René Benko dropped out of school at the age of 17 to turn dusty attics in his native Innsbruck into attractive lofts. He had a nose for it and quickly became a successful entrepreneur. Now 41, Mr. Benko owns €12 billion in real estate in Austria, Germany, Switzerland and Italy through his company Signa.
His 18-year old firm, which also operates retail stores and online shops, concluded its latest deal in Germany on Tuesday, announcing the long-anticipated merger of department stores Karstadt and Galeria Kaufhof. The two chains are household names on Germany’s inner-city shopping streets.
Signa bought Karstadt in 2014 and the renowned, high-end KaDeWe, or Department Store of the West in Berlin, once a Cold War showcase of Western capitalism. After cutting jobs and subletting store space, Karstadt turned its first profit in 12 years last year. Mr. Benko’s company also owns 17 properties that house KaDeWe and some of the 79 Karstadt shops. Hudson’s Bay, the Canadian owner of Lord & Taylor and Saks Fifth Avenue in the US, entered the German market in 2015. It bought 96 Galeria Kaufhof stores from Metro, including 59 buildings.
By merging the two department chains, Mr. Benko will lay hands on the majority of the 59 Kaufhof buildings in Germany. The deal, subject to antitrust approval, is largely based on folding properties from Hudson’s Bay into the Austrian firm. Signa will buy two stores outright and obtain a 50.1 percent stake in two funds that own the remaining 57 outlets. Mr. Benko will co-own real estate in cities such as Cologne and Düsseldorf. The properties have a value of €3.25 billion ($3.8 billion).
It’s exactly the kind of business for which Mr. Benko has a knack: Class A properties in urban centers, where demand for retail or commercial space is high. The merger is likely to lead to the closure of some shops. This will free up space for new retail tenants or redevelopment into offices or hotels. The new department stores could also downsize existing shops, giving room to other retailers and create a shopping mall experience.

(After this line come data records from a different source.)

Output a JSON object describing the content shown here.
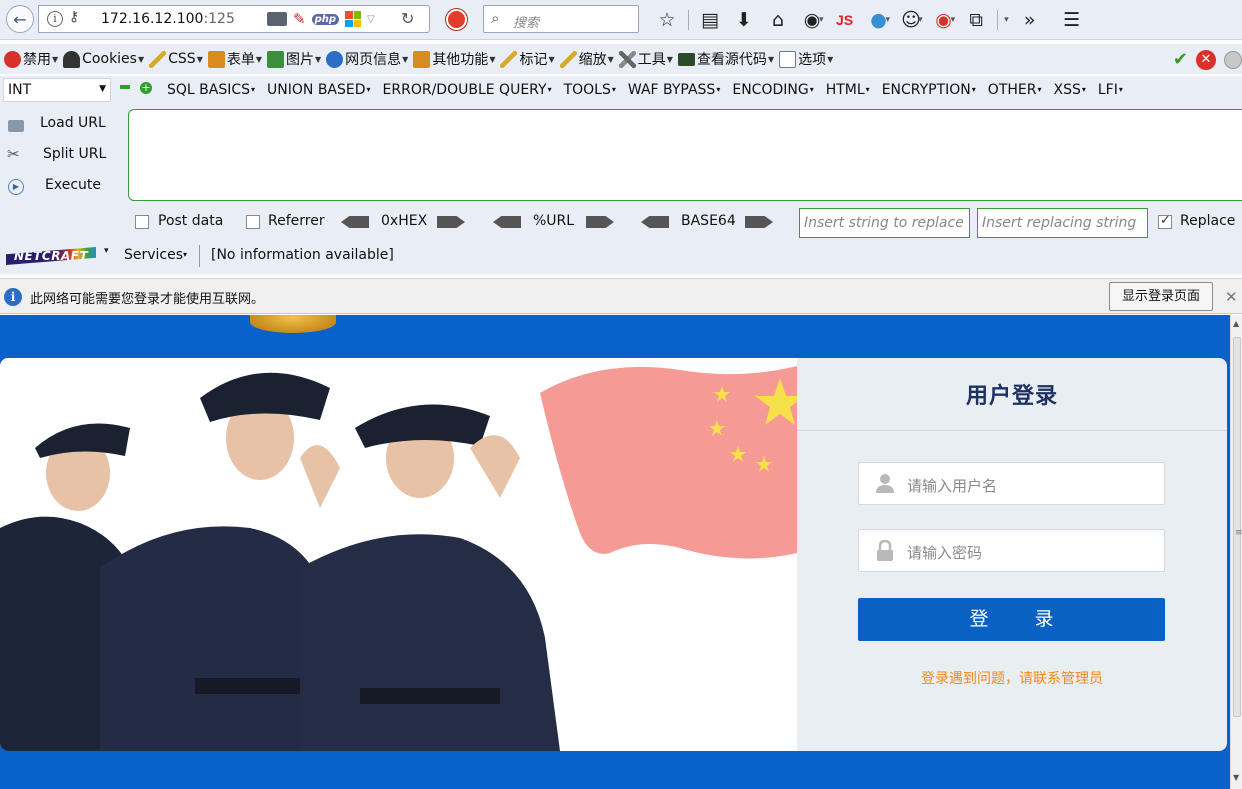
{
  "navbar": {
    "url_host": "172.16.12.100",
    "url_port": ":125",
    "search_placeholder": "搜索",
    "js_label": "JS"
  },
  "bookmarks": [
    {
      "label": "禁用",
      "icon": "disable-icon",
      "color": "#d8312a"
    },
    {
      "label": "Cookies",
      "icon": "cookie-person-icon",
      "color": "#333333"
    },
    {
      "label": "CSS",
      "icon": "css-pencil-icon",
      "color": "#d7a82a"
    },
    {
      "label": "表单",
      "icon": "form-icon",
      "color": "#d98b1f"
    },
    {
      "label": "图片",
      "icon": "image-icon",
      "color": "#3a8f3a"
    },
    {
      "label": "网页信息",
      "icon": "info-icon",
      "color": "#2a6ec8"
    },
    {
      "label": "其他功能",
      "icon": "other-icon",
      "color": "#d98b1f"
    },
    {
      "label": "标记",
      "icon": "highlight-icon",
      "color": "#d7a82a"
    },
    {
      "label": "缩放",
      "icon": "resize-icon",
      "color": "#d7a82a"
    },
    {
      "label": "工具",
      "icon": "tools-icon",
      "color": "#555555"
    },
    {
      "label": "查看源代码",
      "icon": "source-icon",
      "color": "#2a4a2a"
    },
    {
      "label": "选项",
      "icon": "options-icon",
      "color": "#777777"
    }
  ],
  "hackbar": {
    "select_value": "INT",
    "menu_items": [
      "SQL BASICS",
      "UNION BASED",
      "ERROR/DOUBLE QUERY",
      "TOOLS",
      "WAF BYPASS",
      "ENCODING",
      "HTML",
      "ENCRYPTION",
      "OTHER",
      "XSS",
      "LFI"
    ],
    "load_url": "Load URL",
    "split_url": "Split URL",
    "execute": "Execute",
    "post_data": "Post data",
    "referrer": "Referrer",
    "hex": "0xHEX",
    "url_enc": "%URL",
    "base64": "BASE64",
    "insert_replace_placeholder": "Insert string to replace",
    "insert_replacing_placeholder": "Insert replacing string",
    "replace_label": "Replace",
    "services": "Services",
    "netcraft_logo": "NETCRAFT",
    "no_info": "[No information available]"
  },
  "notification": {
    "text": "此网络可能需要您登录才能使用互联网。",
    "button": "显示登录页面"
  },
  "login": {
    "title": "用户登录",
    "username_placeholder": "请输入用户名",
    "password_placeholder": "请输入密码",
    "submit": "登 录",
    "help": "登录遇到问题，请联系管理员"
  },
  "colors": {
    "page_bg": "#0862c9",
    "login_button": "#0a61c4",
    "help_text": "#f08a1a",
    "title": "#1e3262"
  }
}
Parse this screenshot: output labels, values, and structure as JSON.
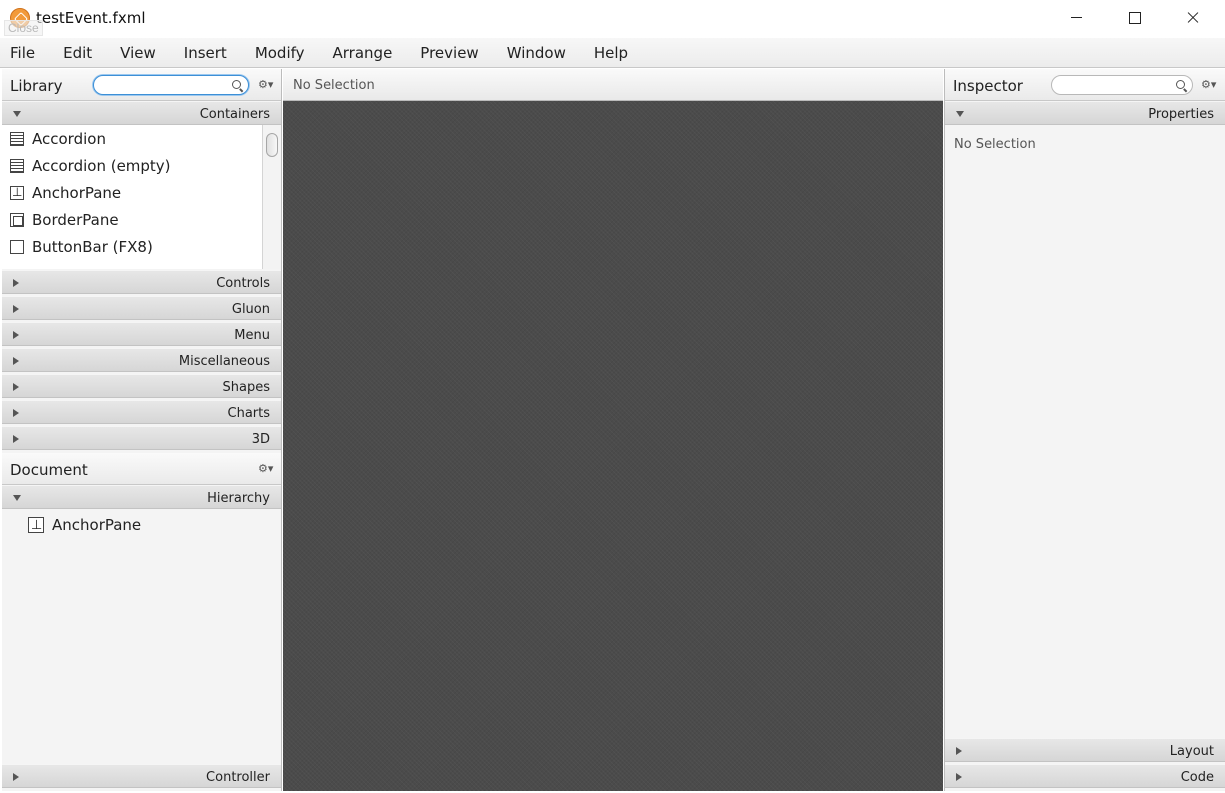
{
  "window": {
    "title": "testEvent.fxml",
    "tooltip": "Close"
  },
  "menu": [
    "File",
    "Edit",
    "View",
    "Insert",
    "Modify",
    "Arrange",
    "Preview",
    "Window",
    "Help"
  ],
  "library": {
    "title": "Library",
    "search_value": "",
    "sections": {
      "containers": "Containers",
      "controls": "Controls",
      "gluon": "Gluon",
      "menu": "Menu",
      "miscellaneous": "Miscellaneous",
      "shapes": "Shapes",
      "charts": "Charts",
      "three_d": "3D"
    },
    "containers": [
      {
        "label": "Accordion",
        "icon": "accordion-icon"
      },
      {
        "label": "Accordion  (empty)",
        "icon": "accordion-icon"
      },
      {
        "label": "AnchorPane",
        "icon": "anchor-pane-icon"
      },
      {
        "label": "BorderPane",
        "icon": "border-pane-icon"
      },
      {
        "label": "ButtonBar  (FX8)",
        "icon": "button-bar-icon"
      }
    ]
  },
  "document": {
    "title": "Document",
    "hierarchy_label": "Hierarchy",
    "root_item": "AnchorPane",
    "controller_label": "Controller"
  },
  "center": {
    "selection_label": "No Selection"
  },
  "inspector": {
    "title": "Inspector",
    "properties_label": "Properties",
    "no_selection": "No Selection",
    "layout_label": "Layout",
    "code_label": "Code"
  },
  "colors": {
    "canvas": "#4b4b4b",
    "focus_ring": "#3d8fd6"
  }
}
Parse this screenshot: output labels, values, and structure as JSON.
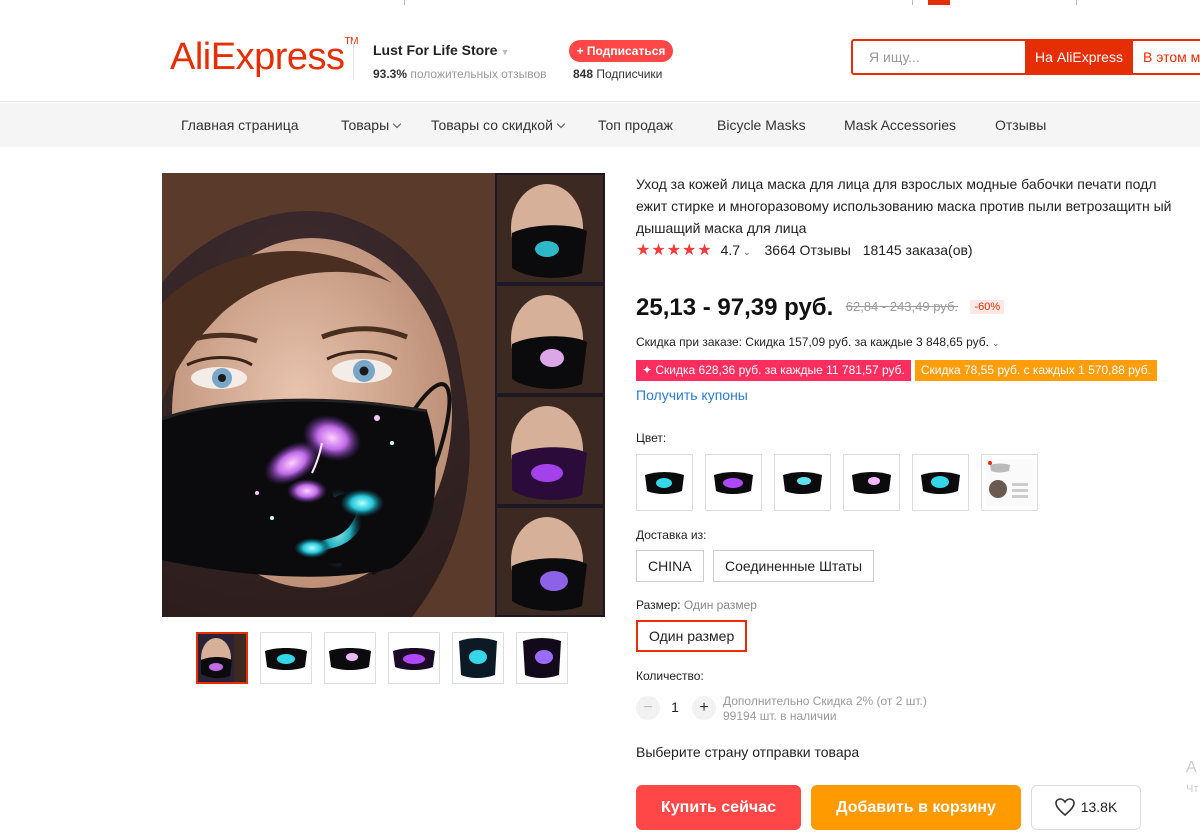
{
  "header": {
    "logo_text": "AliExpress",
    "store_name": "Lust For Life Store",
    "store_positive_value": "93.3%",
    "store_positive_label": "положительных отзывов",
    "subscribe_label": "+ Подписаться",
    "subscribers_count": "848",
    "subscribers_label": "Подписчики",
    "search_placeholder": "Я ищу...",
    "search_aliexpress_label": "На AliExpress",
    "search_store_label": "В этом м"
  },
  "nav": {
    "items": [
      "Главная страница",
      "Товары",
      "Товары со скидкой",
      "Топ продаж",
      "Bicycle Masks",
      "Mask Accessories",
      "Отзывы"
    ]
  },
  "product": {
    "title": "Уход за кожей лица маска для лица для взрослых модные бабочки печати подл ежит стирке и многоразовому использованию маска против пыли ветрозащитн ый дышащий маска для лица",
    "stars": "★★★★★",
    "rating": "4.7",
    "reviews": "3664 Отзывы",
    "orders": "18145 заказа(ов)",
    "price": "25,13 - 97,39 руб.",
    "old_price": "62,84 - 243,49 руб.",
    "discount": "-60%",
    "order_discount": "Скидка при заказе: Скидка 157,09 руб. за каждые 3 848,65 руб.",
    "coupon_red": "✦ Скидка 628,36 руб. за каждые 11 781,57 руб.",
    "coupon_orange": "Скидка 78,55 руб. с каждых 1 570,88 руб.",
    "get_coupons": "Получить купоны",
    "color_label": "Цвет:",
    "ship_from_label": "Доставка из:",
    "ship_from_options": [
      "CHINA",
      "Соединенные Штаты"
    ],
    "size_label": "Размер:",
    "size_selected_hint": "Один размер",
    "size_option": "Один размер",
    "quantity_label": "Количество:",
    "quantity": "1",
    "qty_note_1": "Дополнительно Скидка 2% (от 2 шт.)",
    "qty_note_2": "99194 шт. в наличии",
    "ship_country": "Выберите страну отправки товара",
    "buy_label": "Купить сейчас",
    "cart_label": "Добавить в корзину",
    "wish_count": "13.8K"
  },
  "edge": {
    "letter_1": "A",
    "letter_2": "Чт"
  },
  "colors": {
    "accent": "#e62e04",
    "buy": "#ff4747",
    "cart": "#ff9a00",
    "link": "#2e7bcf"
  }
}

Signa, which counts Abu Dhabi’s sovereign wealth fund and a pension fund for protestant pastors as investors, has already followed this route with some Karstadt shops, allowing supermarkets such as Aldi and Edeka or optics chain Apollo to rent space on Karstadt’s floors. One outlet in Berlin was closed last year and is currently stripped to the bone to turn it into offices for online retailer Zalando and retail space for restaurants, supermarkets, and drug stores.
Even if the Karstadt-Kaufhof combination fails, Mr. Benko will own dozens of new buildings in the heart of German cities, where prices have been going through the roof. That’s exactly the place where he feels at home.